Comcast to Sell Prepaid Access Cards for Low-Cost Internet Program

Comcast in the second half of 2013 plans to introduce prepaid “Opportunity Cards” to let not-for-profit organizations, businesses and others buy up to a year of Internet Essentials service for low-income families eligible under the program.

In addition, the MSO has expanded the eligibility criteria to include families with home-schooled kids and those with students in private and parochial schools. That will make nearly 200,000 additional families eligible for Internet Essentials in Comcast’s service area, bringing the total to nearly 2.6 million eligible families, the company estimates.

Comcast is required to offer Internet Essentials -- which costs $9.95 per month (plus tax) for a 3 Mbps downstream and 768 Kbps upstream connection -- through the end of the 2013-14 school year under the terms of the Federal Communications Commission’s approval of its takeover of NBCUniversal.

Since launching Internet Essentials in September 2011, Comcast has enrolled more than 150,000 families, representing a total of 600,000 low-income Americans (including 300,000 children). The cable operator disclosed the updated Internet Essentials figures last week in its second compliance report to the FCC on the NBCU transaction.

The Internet Essentials Opportunity Cards will provide “yet another way to accelerate enrollment by empowering community-based partners, businesses and foundations to help connect families to the Internet,” Comcast said in a statement. Separately, Comcast is testing out a prepaid Internet service in the Philadelphia region that also offers 3 Mbps service for $45 for 30 days or $15 for seven days.

Internet Essentials is available to low-income families with children who are eligible to receive a free or reduced-price school lunch as part of their enrollment in the U.S. Dept. of Agriculture's National School Lunch Program (NSLP).

Comcast is trying to do its part to close the “digital divide,” according to executive vice president and chief diversity officer David Cohen. The MSO sees dramatic differences in broadband adoption in its own footprint: In some higher-income areas more than 90% of households have Internet service while in lower-income areas less than 15% or 20% of households do, he noted in a blog post Tuesday.

“We have more work ahead, as millions of Americans are still on the wrong side of the digital divide,” he wrote.

Cohen cited a Pew Internet & American Life Project study, released last week, that found 79% of students are asked by teachers to access and download assignments from an online site and that 84% of teachers surveyed were concerned about the growing disparities between low- and high-income students and school districts.

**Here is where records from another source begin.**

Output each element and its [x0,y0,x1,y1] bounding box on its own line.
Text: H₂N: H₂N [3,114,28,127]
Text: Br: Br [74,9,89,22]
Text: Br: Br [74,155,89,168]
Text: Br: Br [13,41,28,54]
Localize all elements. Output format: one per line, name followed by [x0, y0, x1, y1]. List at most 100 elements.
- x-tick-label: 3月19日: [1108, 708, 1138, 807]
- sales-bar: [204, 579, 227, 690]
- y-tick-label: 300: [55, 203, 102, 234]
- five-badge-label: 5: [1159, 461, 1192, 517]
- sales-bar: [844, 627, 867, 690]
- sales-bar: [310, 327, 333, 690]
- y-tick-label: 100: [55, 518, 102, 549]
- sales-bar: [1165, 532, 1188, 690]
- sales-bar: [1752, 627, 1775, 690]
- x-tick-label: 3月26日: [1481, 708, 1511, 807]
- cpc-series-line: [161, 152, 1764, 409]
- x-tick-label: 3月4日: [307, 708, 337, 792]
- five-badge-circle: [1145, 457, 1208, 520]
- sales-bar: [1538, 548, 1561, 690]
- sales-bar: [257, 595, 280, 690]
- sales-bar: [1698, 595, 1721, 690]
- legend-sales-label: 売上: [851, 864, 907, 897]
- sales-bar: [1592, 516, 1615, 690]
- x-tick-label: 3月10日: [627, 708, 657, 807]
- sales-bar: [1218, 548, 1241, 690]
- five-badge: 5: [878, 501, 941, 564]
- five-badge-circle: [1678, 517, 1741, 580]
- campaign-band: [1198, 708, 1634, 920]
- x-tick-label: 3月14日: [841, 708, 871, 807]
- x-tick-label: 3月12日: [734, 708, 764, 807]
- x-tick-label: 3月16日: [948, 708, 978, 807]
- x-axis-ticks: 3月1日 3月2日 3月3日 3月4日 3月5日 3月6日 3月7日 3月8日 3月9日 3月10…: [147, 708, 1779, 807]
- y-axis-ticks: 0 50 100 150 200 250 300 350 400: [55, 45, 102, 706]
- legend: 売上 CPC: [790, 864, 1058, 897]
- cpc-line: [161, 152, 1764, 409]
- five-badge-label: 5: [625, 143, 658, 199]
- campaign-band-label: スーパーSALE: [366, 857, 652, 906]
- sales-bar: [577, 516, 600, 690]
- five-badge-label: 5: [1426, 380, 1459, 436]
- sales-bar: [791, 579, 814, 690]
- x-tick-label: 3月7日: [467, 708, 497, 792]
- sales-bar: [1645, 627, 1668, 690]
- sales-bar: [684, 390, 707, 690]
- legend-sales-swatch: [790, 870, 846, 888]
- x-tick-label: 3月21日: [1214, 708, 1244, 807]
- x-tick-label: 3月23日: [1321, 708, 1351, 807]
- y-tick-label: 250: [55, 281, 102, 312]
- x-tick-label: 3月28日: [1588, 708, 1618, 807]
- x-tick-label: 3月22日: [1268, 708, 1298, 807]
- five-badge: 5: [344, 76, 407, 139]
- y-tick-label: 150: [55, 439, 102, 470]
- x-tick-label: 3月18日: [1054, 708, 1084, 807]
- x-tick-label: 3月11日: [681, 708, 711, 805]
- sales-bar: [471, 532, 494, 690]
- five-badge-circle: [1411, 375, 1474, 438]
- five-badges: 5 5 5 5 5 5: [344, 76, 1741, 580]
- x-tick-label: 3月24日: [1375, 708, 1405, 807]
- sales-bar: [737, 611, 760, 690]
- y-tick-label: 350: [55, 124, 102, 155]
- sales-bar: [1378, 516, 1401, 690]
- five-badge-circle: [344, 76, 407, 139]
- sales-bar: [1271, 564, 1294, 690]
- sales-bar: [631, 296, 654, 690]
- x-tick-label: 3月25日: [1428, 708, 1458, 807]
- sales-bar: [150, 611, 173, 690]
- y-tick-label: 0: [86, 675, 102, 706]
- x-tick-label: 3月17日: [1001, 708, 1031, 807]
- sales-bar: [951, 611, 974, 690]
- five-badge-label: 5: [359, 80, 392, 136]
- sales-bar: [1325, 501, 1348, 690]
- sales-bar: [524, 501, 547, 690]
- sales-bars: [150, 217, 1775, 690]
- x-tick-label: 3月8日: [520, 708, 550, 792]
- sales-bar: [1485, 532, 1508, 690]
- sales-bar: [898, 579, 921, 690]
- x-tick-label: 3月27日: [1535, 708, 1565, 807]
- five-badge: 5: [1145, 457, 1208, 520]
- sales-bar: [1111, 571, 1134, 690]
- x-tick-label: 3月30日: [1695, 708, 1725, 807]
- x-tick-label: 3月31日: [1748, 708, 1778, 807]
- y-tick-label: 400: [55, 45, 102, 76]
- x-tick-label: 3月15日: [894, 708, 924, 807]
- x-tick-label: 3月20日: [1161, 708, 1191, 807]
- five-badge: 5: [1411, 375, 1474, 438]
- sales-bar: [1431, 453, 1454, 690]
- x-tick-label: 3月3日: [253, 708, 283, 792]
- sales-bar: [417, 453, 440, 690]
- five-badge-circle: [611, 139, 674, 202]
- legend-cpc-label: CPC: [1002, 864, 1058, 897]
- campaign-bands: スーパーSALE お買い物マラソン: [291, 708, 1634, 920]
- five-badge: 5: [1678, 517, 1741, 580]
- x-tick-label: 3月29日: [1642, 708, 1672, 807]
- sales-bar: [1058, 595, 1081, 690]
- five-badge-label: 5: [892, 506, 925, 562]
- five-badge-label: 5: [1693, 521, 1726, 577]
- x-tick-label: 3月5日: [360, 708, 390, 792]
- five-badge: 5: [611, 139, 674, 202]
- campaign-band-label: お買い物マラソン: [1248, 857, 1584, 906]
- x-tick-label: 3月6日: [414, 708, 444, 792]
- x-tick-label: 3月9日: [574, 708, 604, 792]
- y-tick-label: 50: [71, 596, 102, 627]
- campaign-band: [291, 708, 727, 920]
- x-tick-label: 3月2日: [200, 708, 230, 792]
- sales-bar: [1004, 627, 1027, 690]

Under the program, Comcast has sold more than 15,000 netbooks to Internet Essentials members for $150. This year, the company will expand that to include Internet-ready desktops or laptops, in addition to the netbooks, for less than $150, according to Cohen. “We’ll start a pilot program in Philadelphia and Chicago soon, and we plan to roll it out to additional markets in the months ahead,” he wrote.

Comcast also will introduce the Internet Essentials Gold Medal School District of Excellence Award to recognize the top 15 school districts nationwide in signing up participants. The MSO will give each recognized district 50 laptops for families or schools – in conjunction with “the celebration of Comcast’s 50th anniversary later this year,” the company said -- with winners to be announced in the fall of 2013.

Among Internet Essentials customers, according to Comcast, 86% go online every day and 97% said their children use the service. The most common activity is schoolwork (96%) followed by accessing news and information (89%), social networking (76%), email (73%) and researching healthcare and government services (65%), according to the MSO’s surveys.

According to Comcast, the MSO has received more than 1 million phone calls to its Internet Essentials call center and more than 10,000 people have attended in-person digital literacy training classes held by its community-based partners. In addition, the operator has distributed more than 25 million pieces of Internet Essentials information materials for free to school districts and community partners.

The operator provides more info on Internet Essentials at internetessentials.com for English and internetbasico.com for Spanish. Parents can enroll in the program by calling 855-846-8376 (English) or 855-765-6995 (Spanish).